The EU agreed on ambitious carbon cuts last year. Now it needs to follow through with action to meet the targets – and benefit the economy too. Hence the proposals unveiled on 23 January.
"This week the European commission will move to turn the European Union's commitments into concrete action," president Barroso said. "Tackling climate change is crucial to safeguard the future of our planet. It also brings major new opportunities for Europe.
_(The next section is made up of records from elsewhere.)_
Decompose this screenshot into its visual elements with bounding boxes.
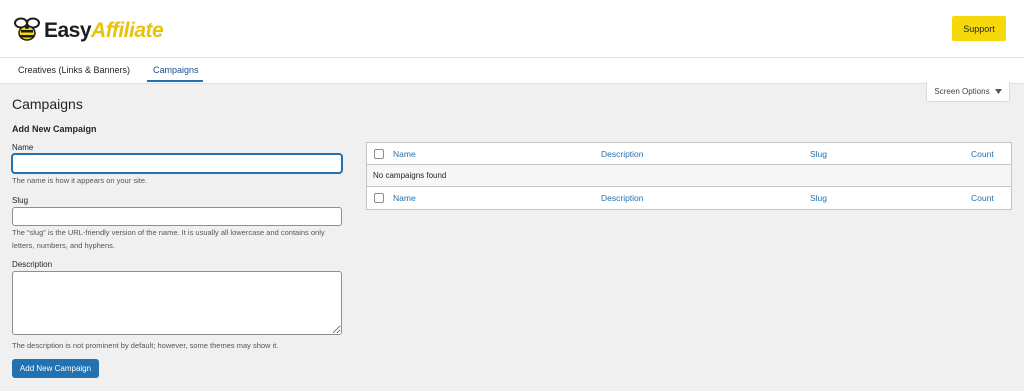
- tab-creatives[interactable]: Creatives (Links & Banners): [18, 65, 130, 75]
- campaigns-table: Name Description Slug Count No campaigns…: [366, 142, 1012, 210]
- description-help-text: The description is not prominent by defa…: [12, 341, 279, 350]
- support-button[interactable]: Support: [952, 16, 1006, 41]
- description-label: Description: [12, 260, 53, 269]
- screen-options-button[interactable]: Screen Options: [926, 82, 1010, 102]
- slug-input[interactable]: [12, 207, 342, 226]
- empty-message: No campaigns found: [373, 171, 447, 180]
- table-footer-row: Name Description Slug Count: [367, 187, 1011, 209]
- table-empty-row: No campaigns found: [367, 165, 1011, 187]
- description-textarea[interactable]: [12, 271, 342, 335]
- active-tab-indicator: [147, 80, 203, 82]
- tab-campaigns[interactable]: Campaigns: [153, 65, 199, 75]
- column-header-count[interactable]: Count: [971, 149, 994, 159]
- form-title: Add New Campaign: [12, 124, 97, 134]
- logo-text-easy: Easy: [44, 18, 92, 42]
- select-all-checkbox[interactable]: [374, 149, 384, 159]
- easy-affiliate-logo[interactable]: EasyAffiliate: [12, 16, 164, 44]
- column-footer-count[interactable]: Count: [971, 193, 994, 203]
- caret-down-icon: [994, 89, 1002, 94]
- bee-icon: [14, 17, 40, 41]
- column-header-slug[interactable]: Slug: [810, 149, 827, 159]
- screen-options-label: Screen Options: [934, 87, 990, 96]
- slug-label: Slug: [12, 196, 29, 205]
- top-bar: EasyAffiliate Support: [0, 0, 1024, 58]
- tab-bar: Creatives (Links & Banners) Campaigns: [0, 58, 1024, 84]
- column-header-name[interactable]: Name: [393, 149, 416, 159]
- add-new-campaign-button[interactable]: Add New Campaign: [12, 359, 99, 378]
- name-help-text: The name is how it appears on your site.: [12, 176, 148, 185]
- slug-help-text: The “slug” is the URL-friendly version o…: [12, 228, 325, 250]
- column-header-description[interactable]: Description: [601, 149, 644, 159]
- select-all-checkbox-footer[interactable]: [374, 193, 384, 203]
- column-footer-description[interactable]: Description: [601, 193, 644, 203]
- column-footer-name[interactable]: Name: [393, 193, 416, 203]
- name-input[interactable]: [12, 154, 342, 173]
- name-label: Name: [12, 143, 34, 152]
- column-footer-slug[interactable]: Slug: [810, 193, 827, 203]
- table-header-row: Name Description Slug Count: [367, 143, 1011, 165]
- logo-text-affiliate: Affiliate: [91, 18, 164, 42]
- page-title: Campaigns: [12, 96, 83, 112]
The time has come to seize them with confidence, and with both hands."
The proposed measures include:
- an improved emissions trading system (ETS) covering more emissions and allowing firms in one EU country to buy allowances in any other.
- an emission reduction target for industries not covered by the ETS (e.g. buildings, transport, waste) so that everyone is contributing
- legally enforceable targets for increasing the share of renewables in the energy mix – the targets will reflect each country's individual needs and its potential
- new rules on carbon capture and storage and on environmental subsidies.
Last March, EU leaders endorsed commission proposals to cut CO2 emissions by at least 20% by 2020 (30% if global targets can be agreed on) and to set a binding 20% target for the use of renewable energy sources. The overall goal is to cap global temperature increases at 2°C.
The proposals aim at a more environment-friendly Europe. But they will also help create a more industry-friendly, jobs-friendly, and consumer-friendly EU.
The commission hopes to see the package adopted by the end of 2008.